Bahari, played passionately by Gael Garcia Bernal, gets swept into the riots, filming everything with his camcorder. It’s not until he agrees to an interview with The Daily Show’s Jason Jones– pretending to be a U.S. spy– that he gets into trouble. Iranian authorities snatch Bahari from his home and interrogate him. “Why were you speaking with an American spy?” asks a man named Javadi (Kim Bodnia), tasked with forcing out answers. First you laugh and then you cringe as he replays the The Daily Show clip. They actually believe the segment was real. Bahari’s bemused bewilderment transforms into a blindfolded one.

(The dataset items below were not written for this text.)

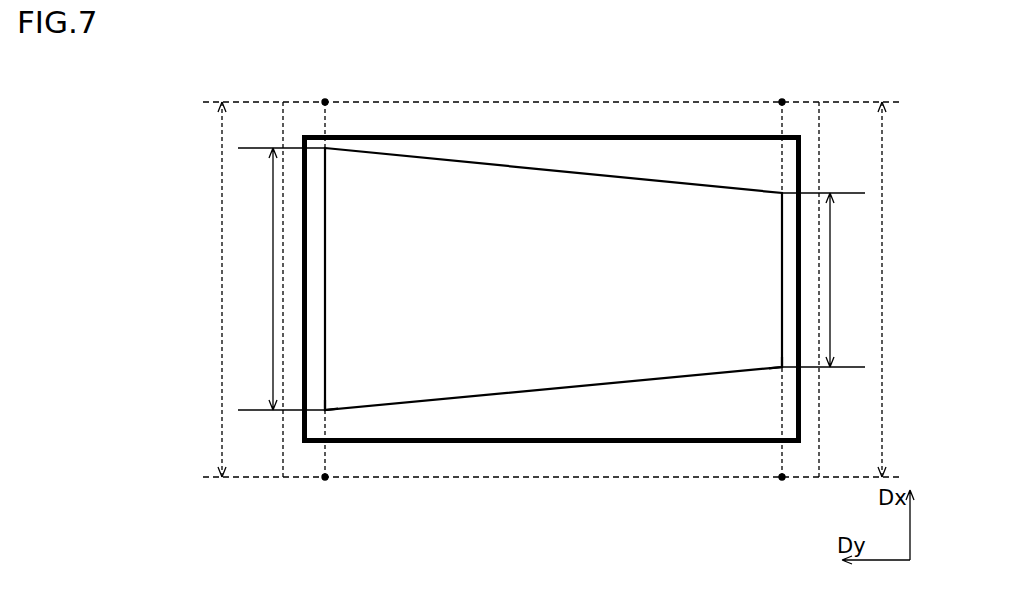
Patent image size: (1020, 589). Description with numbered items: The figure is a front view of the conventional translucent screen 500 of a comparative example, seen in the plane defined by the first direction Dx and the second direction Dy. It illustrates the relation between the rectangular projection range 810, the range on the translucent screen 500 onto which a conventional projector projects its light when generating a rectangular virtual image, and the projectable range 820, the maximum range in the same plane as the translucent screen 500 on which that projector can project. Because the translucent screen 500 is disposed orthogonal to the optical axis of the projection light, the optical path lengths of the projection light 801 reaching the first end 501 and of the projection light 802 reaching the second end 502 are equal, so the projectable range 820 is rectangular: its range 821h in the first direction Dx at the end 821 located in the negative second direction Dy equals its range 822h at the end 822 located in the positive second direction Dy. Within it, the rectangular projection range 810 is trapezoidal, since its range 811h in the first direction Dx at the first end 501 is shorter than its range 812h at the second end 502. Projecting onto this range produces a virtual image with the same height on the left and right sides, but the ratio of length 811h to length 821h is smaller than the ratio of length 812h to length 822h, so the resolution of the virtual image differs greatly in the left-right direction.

The translucent screen 500 is at (410, 126).
The rectangular projection range 810 is at (666, 169).
The projectable range 820 is at (322, 99).
The end located in negative direction of second direction 821 is at (782, 480).
The end located in positive direction of second direction 822 is at (325, 480).
The projection light 801 is at (749, 448).
The first end 501 is at (773, 377).
The projection light 802 is at (361, 471).
The second end 502 is at (328, 423).
The range in first direction of projection light at first end 811h is at (830, 260).
The range in first direction of projection light at second end 812h is at (273, 273).
The range of first direction at end in negative second direction 821h is at (882, 293).
The range of first direction at end in positive second direction 822h is at (222, 290).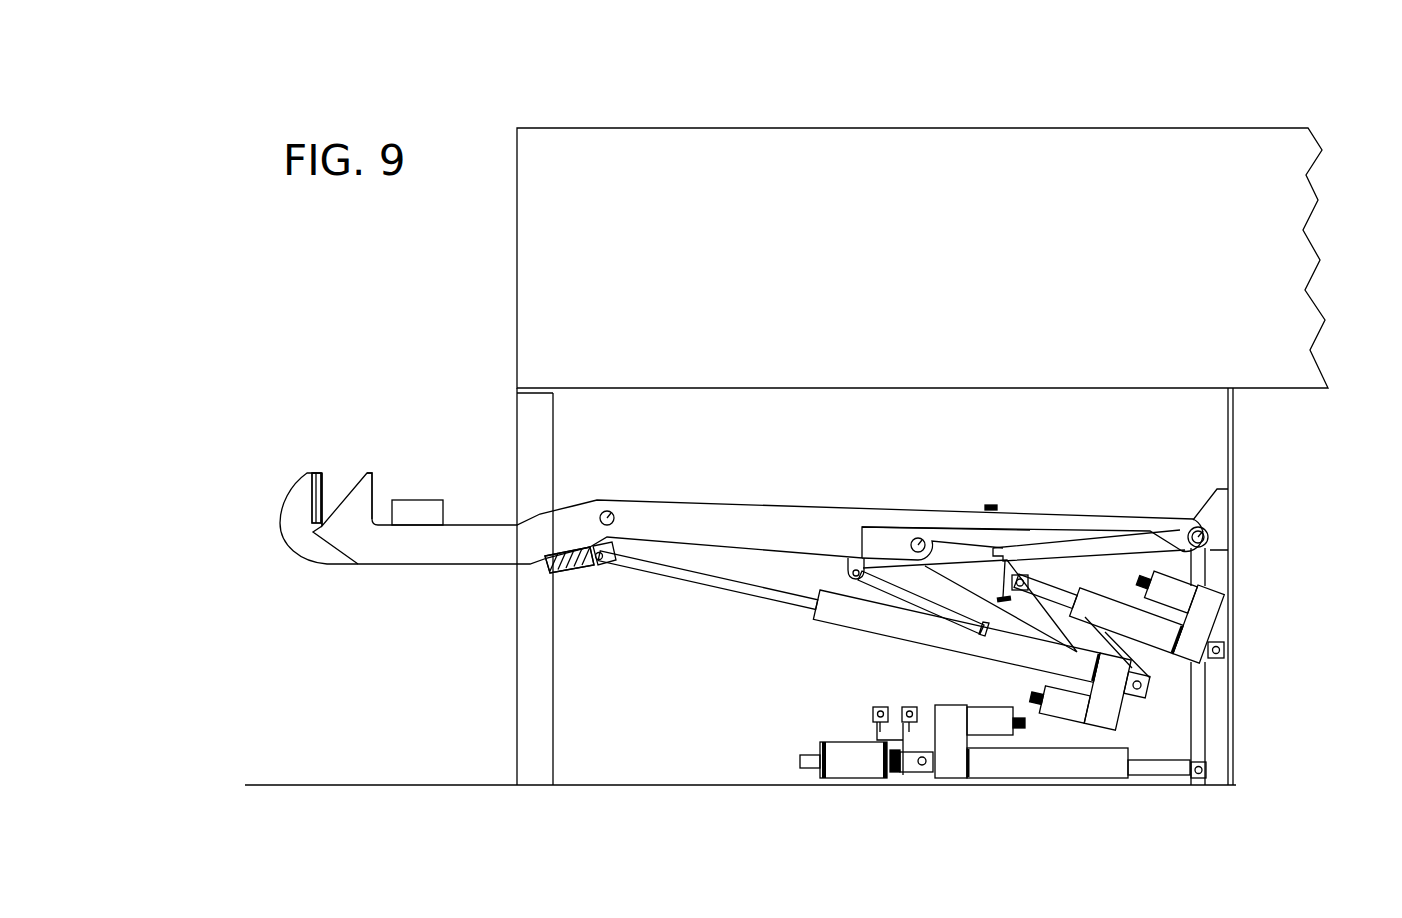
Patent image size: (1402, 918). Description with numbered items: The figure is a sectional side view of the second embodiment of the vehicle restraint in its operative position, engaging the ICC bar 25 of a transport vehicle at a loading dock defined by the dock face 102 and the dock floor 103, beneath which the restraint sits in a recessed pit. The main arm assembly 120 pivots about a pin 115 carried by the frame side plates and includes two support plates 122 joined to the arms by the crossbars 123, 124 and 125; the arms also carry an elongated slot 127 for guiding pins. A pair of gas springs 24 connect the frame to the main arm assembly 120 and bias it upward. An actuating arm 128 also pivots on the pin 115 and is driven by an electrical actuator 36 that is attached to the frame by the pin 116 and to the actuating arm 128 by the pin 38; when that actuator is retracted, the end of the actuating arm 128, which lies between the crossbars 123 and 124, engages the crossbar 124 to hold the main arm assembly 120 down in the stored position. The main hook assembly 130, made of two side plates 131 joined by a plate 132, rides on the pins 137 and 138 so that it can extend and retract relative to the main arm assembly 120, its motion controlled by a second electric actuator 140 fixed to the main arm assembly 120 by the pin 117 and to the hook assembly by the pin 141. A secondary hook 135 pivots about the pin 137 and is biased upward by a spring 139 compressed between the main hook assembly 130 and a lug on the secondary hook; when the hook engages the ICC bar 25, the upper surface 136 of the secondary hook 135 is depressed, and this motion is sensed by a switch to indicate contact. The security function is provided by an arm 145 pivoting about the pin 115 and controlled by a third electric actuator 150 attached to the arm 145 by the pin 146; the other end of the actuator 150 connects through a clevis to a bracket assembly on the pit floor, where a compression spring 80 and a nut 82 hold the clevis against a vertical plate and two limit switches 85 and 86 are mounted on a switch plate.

The gas springs 24 is at (905, 593).
The ICC bar 25 is at (415, 500).
The electrical actuator 36 is at (1228, 618).
The pin 38 is at (1040, 567).
The compression spring 80 is at (835, 742).
The nut 82 is at (894, 780).
The limit switch 85 is at (873, 713).
The limit switch 86 is at (905, 706).
The dock face 102 is at (515, 275).
The dock floor 103 is at (890, 128).
The pin 115 is at (1210, 537).
The pin 116 is at (1228, 650).
The pin 117 is at (1142, 696).
The main arm assembly 120 is at (805, 502).
The support plates 122 is at (968, 585).
The crossbar 123 is at (995, 507).
The crossbar 124 is at (1008, 575).
The crossbar 125 is at (1155, 683).
The elongated slot 127 is at (1100, 520).
The actuating arm 128 is at (1160, 515).
The main hook assembly 130 is at (312, 470).
The side plates 131 is at (312, 470).
The plate 132 is at (322, 495).
The secondary hook 135 is at (372, 493).
The upper surface 136 is at (457, 524).
The pin 137 is at (610, 512).
The pin 138 is at (918, 538).
The spring 139 is at (570, 576).
The second electric actuator 140 is at (975, 658).
The pin 141 is at (600, 562).
The arm 145 is at (1206, 737).
The pin 146 is at (1207, 775).
The third electric actuator 150 is at (1035, 778).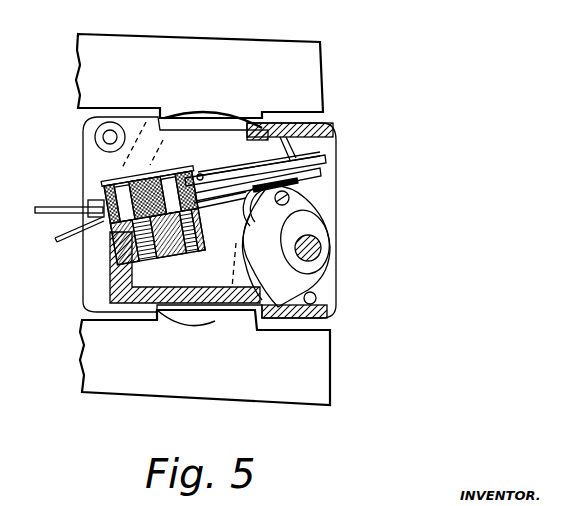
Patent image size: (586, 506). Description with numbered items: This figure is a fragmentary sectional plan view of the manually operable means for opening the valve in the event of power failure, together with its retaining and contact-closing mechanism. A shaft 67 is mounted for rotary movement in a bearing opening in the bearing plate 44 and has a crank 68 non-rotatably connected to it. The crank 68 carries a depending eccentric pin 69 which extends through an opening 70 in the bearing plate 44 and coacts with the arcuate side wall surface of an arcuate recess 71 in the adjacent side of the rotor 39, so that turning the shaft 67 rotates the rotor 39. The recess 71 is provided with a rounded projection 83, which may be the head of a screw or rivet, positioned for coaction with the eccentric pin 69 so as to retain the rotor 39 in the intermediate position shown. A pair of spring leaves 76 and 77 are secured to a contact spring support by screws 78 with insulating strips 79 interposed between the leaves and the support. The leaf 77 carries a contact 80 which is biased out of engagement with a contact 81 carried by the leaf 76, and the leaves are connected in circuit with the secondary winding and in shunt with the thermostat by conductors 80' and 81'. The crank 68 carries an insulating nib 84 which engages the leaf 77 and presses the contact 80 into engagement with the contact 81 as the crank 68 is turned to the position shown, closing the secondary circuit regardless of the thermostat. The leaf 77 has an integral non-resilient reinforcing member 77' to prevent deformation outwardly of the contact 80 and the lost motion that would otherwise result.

The bearing plate 44 is at (92, 277).
The spring leaf 76 is at (220, 172).
The opening 70 is at (248, 304).
The screws 78 is at (120, 176).
The insulating strips 79 is at (200, 175).
The conductor 81' is at (69, 198).
The conductor 80' is at (62, 231).
The reinforcing member 77' is at (282, 169).
The insulating nib 84 is at (296, 190).
The spring leaf 77 is at (239, 205).
The arcuate recess 71 is at (262, 212).
The contact 80 is at (299, 152).
The contact 81 is at (259, 161).
The crank 68 is at (322, 218).
The eccentric pin 69 is at (290, 200).
The shaft 67 is at (322, 246).
The rounded projection 83 is at (248, 238).
The rotor 39 is at (250, 262).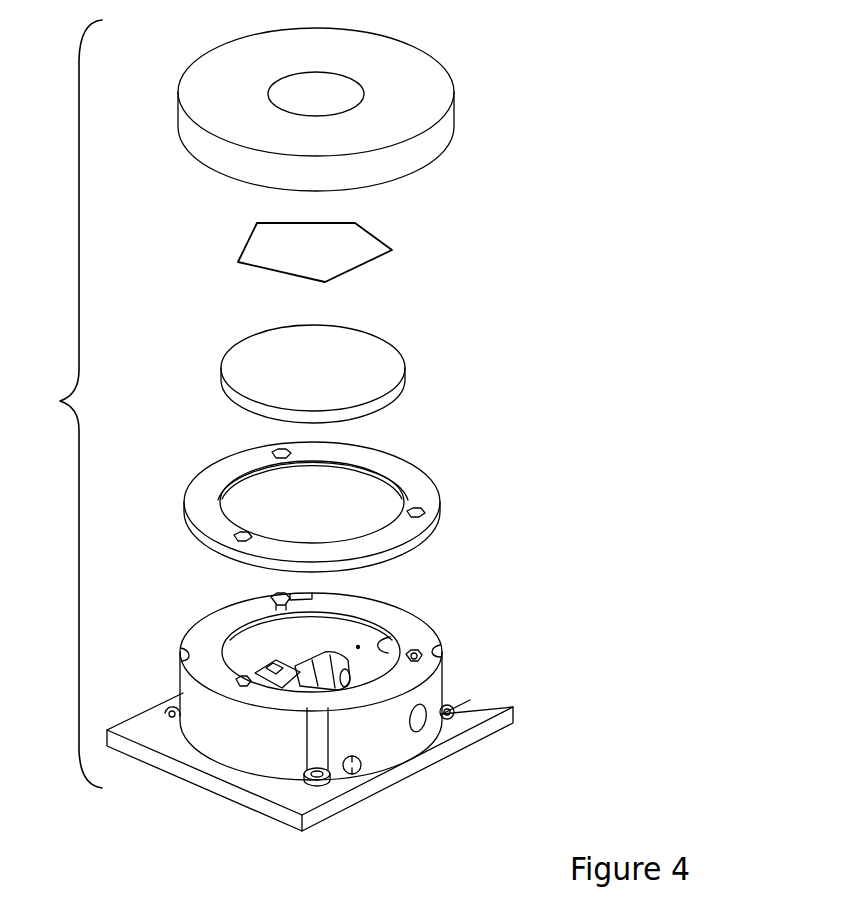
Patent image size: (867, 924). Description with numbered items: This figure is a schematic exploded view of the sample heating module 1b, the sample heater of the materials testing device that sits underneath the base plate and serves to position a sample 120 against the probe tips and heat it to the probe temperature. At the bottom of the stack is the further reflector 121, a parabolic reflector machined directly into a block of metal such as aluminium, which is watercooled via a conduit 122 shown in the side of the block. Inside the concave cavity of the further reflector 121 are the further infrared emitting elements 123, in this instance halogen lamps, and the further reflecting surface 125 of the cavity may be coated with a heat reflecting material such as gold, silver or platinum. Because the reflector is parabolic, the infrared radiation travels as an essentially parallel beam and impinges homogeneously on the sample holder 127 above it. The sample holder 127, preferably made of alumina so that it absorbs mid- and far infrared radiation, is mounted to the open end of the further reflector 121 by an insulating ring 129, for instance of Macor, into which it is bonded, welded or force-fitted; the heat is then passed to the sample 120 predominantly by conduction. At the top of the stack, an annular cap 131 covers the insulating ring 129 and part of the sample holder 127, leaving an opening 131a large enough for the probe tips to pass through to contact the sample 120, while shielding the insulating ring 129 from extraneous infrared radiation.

The sample heating module 1b is at (67, 404).
The annular cap 131 is at (389, 103).
The opening 131a is at (347, 73).
The sample 120 is at (368, 239).
The sample holder 127 is at (387, 363).
The insulating ring 129 is at (418, 493).
The further reflector 121 is at (405, 623).
The further reflecting surface 125 is at (382, 633).
The conduit 122 is at (423, 723).
The further infrared emitting elements 123 is at (300, 662).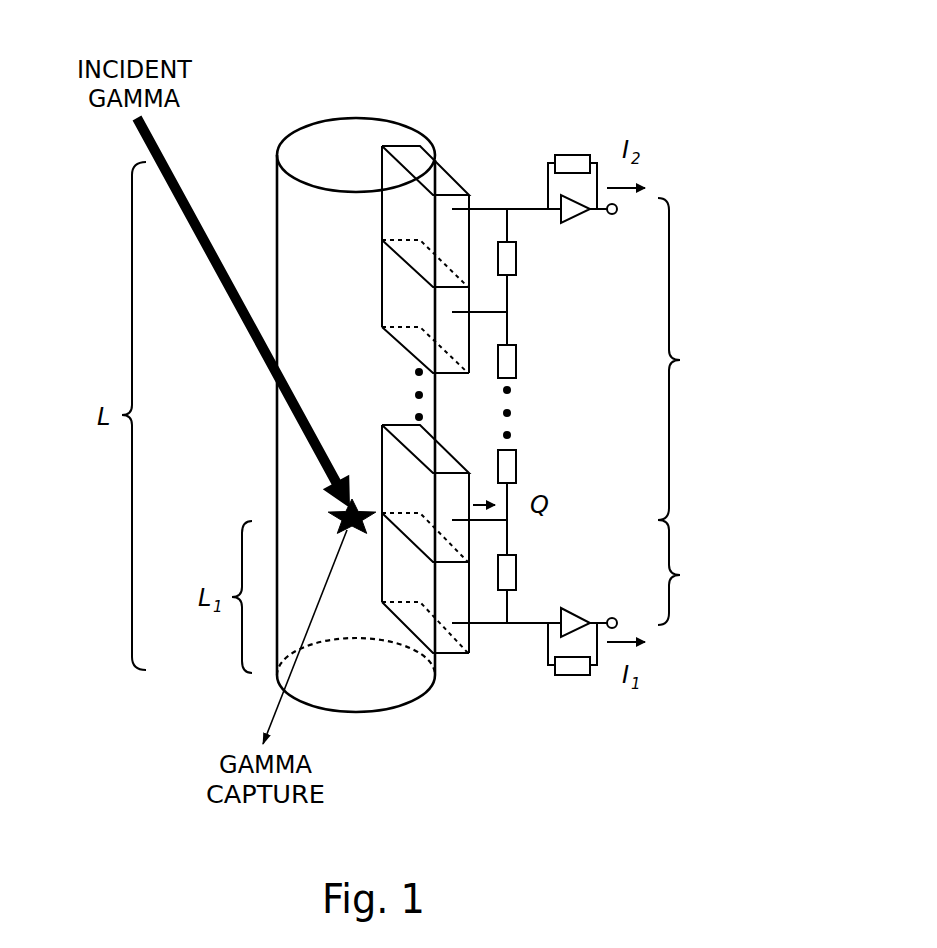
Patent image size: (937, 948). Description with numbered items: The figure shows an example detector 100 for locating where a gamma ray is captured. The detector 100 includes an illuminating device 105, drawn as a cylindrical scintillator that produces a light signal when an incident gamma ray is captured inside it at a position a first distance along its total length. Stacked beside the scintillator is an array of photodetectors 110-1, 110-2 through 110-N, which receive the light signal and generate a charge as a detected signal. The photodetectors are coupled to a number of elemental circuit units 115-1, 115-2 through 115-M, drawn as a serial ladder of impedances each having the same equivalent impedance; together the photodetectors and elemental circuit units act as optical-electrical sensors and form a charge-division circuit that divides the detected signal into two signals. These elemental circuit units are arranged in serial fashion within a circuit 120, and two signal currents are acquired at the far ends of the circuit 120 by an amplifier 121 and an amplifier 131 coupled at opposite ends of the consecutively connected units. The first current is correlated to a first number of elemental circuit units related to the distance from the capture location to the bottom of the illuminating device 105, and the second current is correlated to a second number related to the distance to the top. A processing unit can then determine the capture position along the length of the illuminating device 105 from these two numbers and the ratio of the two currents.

The detector 100 is at (294, 56).
The illuminating device 105 is at (355, 135).
The photodetector 110-N is at (457, 332).
The photodetector 110-2 is at (457, 532).
The photodetector 110-1 is at (450, 657).
The elemental circuit unit 115-M is at (516, 255).
The elemental circuit unit 115-2 is at (516, 467).
The elemental circuit unit 115-1 is at (516, 573).
The amplifier 131 is at (577, 154).
The amplifier 121 is at (573, 675).
The circuit 120 is at (714, 296).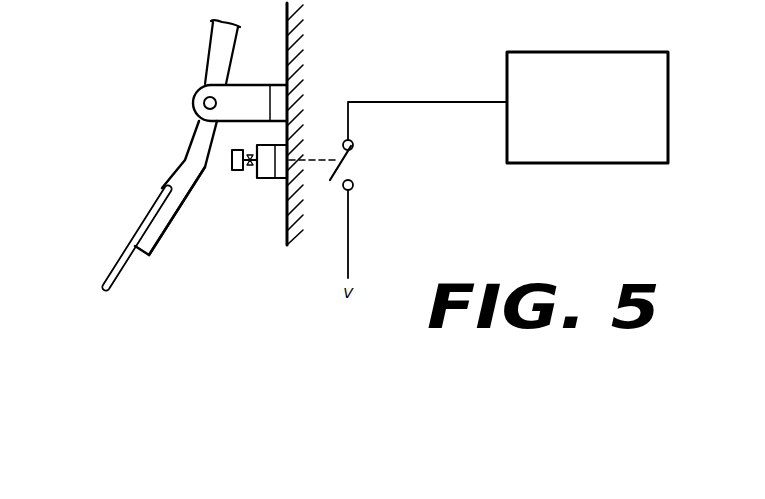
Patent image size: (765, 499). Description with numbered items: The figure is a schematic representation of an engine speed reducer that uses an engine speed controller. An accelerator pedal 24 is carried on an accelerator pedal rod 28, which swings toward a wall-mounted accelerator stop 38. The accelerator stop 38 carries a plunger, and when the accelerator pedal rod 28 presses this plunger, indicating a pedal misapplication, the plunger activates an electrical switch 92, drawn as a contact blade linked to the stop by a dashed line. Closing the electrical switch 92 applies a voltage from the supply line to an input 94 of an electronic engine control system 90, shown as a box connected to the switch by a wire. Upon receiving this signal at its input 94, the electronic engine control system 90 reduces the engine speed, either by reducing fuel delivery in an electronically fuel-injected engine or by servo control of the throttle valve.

The pedal pad 24 is at (108, 267).
The accelerator pedal rod 28 is at (150, 250).
The accelerator stop 38 is at (260, 186).
The electronic engine control system 90 is at (599, 110).
The electrical switch 92 is at (349, 165).
The input 94 is at (506, 101).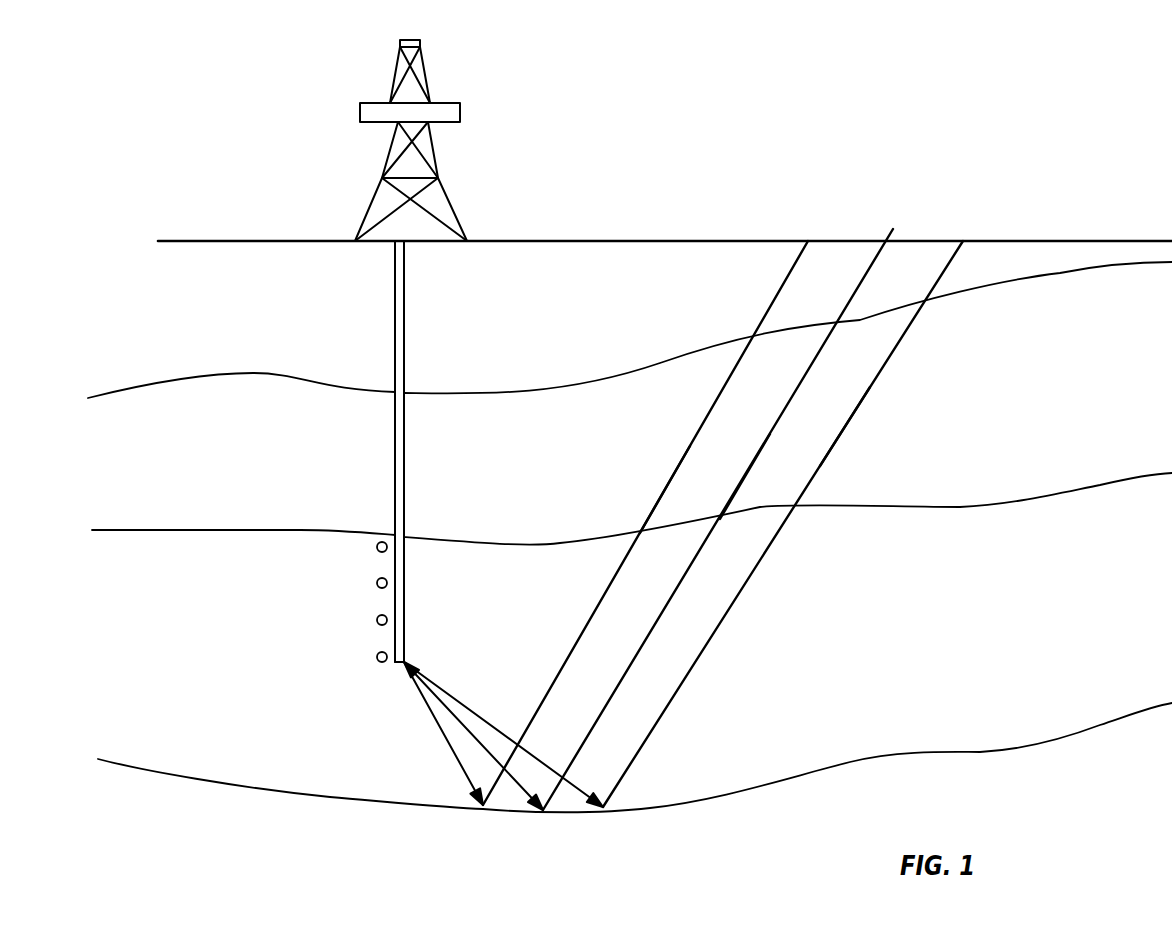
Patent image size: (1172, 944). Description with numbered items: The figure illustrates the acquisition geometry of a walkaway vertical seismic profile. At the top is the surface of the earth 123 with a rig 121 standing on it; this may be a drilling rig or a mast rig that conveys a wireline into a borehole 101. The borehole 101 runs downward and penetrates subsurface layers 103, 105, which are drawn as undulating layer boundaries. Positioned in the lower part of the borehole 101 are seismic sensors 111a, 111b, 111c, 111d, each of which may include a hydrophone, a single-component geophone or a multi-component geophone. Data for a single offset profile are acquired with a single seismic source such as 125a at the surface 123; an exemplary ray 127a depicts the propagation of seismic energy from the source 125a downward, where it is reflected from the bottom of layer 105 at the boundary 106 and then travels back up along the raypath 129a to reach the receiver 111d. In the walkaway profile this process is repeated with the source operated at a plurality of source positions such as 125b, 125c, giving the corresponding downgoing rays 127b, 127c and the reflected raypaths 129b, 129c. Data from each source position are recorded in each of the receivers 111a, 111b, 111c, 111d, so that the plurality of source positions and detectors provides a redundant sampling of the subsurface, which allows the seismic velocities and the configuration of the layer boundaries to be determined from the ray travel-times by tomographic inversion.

You sense in some ways Stewart feeling slightly indebted to making this film then. It’s a solid first effort. He straps cameras beside a motorcycle to give you the sprawling mosaic of Iran’s crowded streets and mural art. He uses concrete walls and projects background images and info-graphics onto them for a unique touch. It’s juxtaposed with Bahari’s lonely fate, living day by day in a cell that’s just a few feet wide, acquiring visions from his father and sister. In some angles the room feels large, especially when Javadi, whose cologne’s scent the movie is named after, walks in. Stewart isn’t trying to make this black and white. Javadi has a family and his job is to torture. It’s not a sadistic practice or hobby. This is his livelihood.
Bernal makes this movie, especially once his character learns his torture is really a game. He figures out how to amuse himself to stay sane. He comes up with ridiculous stories for Javadi. At one point, after getting to speak to his wife over the phone, Javadi hangs it up and pushes him away. Bernal looks like he’s crying in pain until he changes sobs into laughs. Or was he laughing all along?
Stewart is sometimes a little heavy handed with his imagery, including a scene near the end involving an airline passenger. But he also knows how important imagery can be, and is, to his story. Rosewater is about a government that doesn’t understand the flaws in their totalitarian, antiquated idea of censorship. For every satellite or news journalist they beat down, ten more spring up. They’re fixing a dam by plugging its holes with gum. Stewart’s movie suggests that the water will continue to leak no matter how many pieces they chew.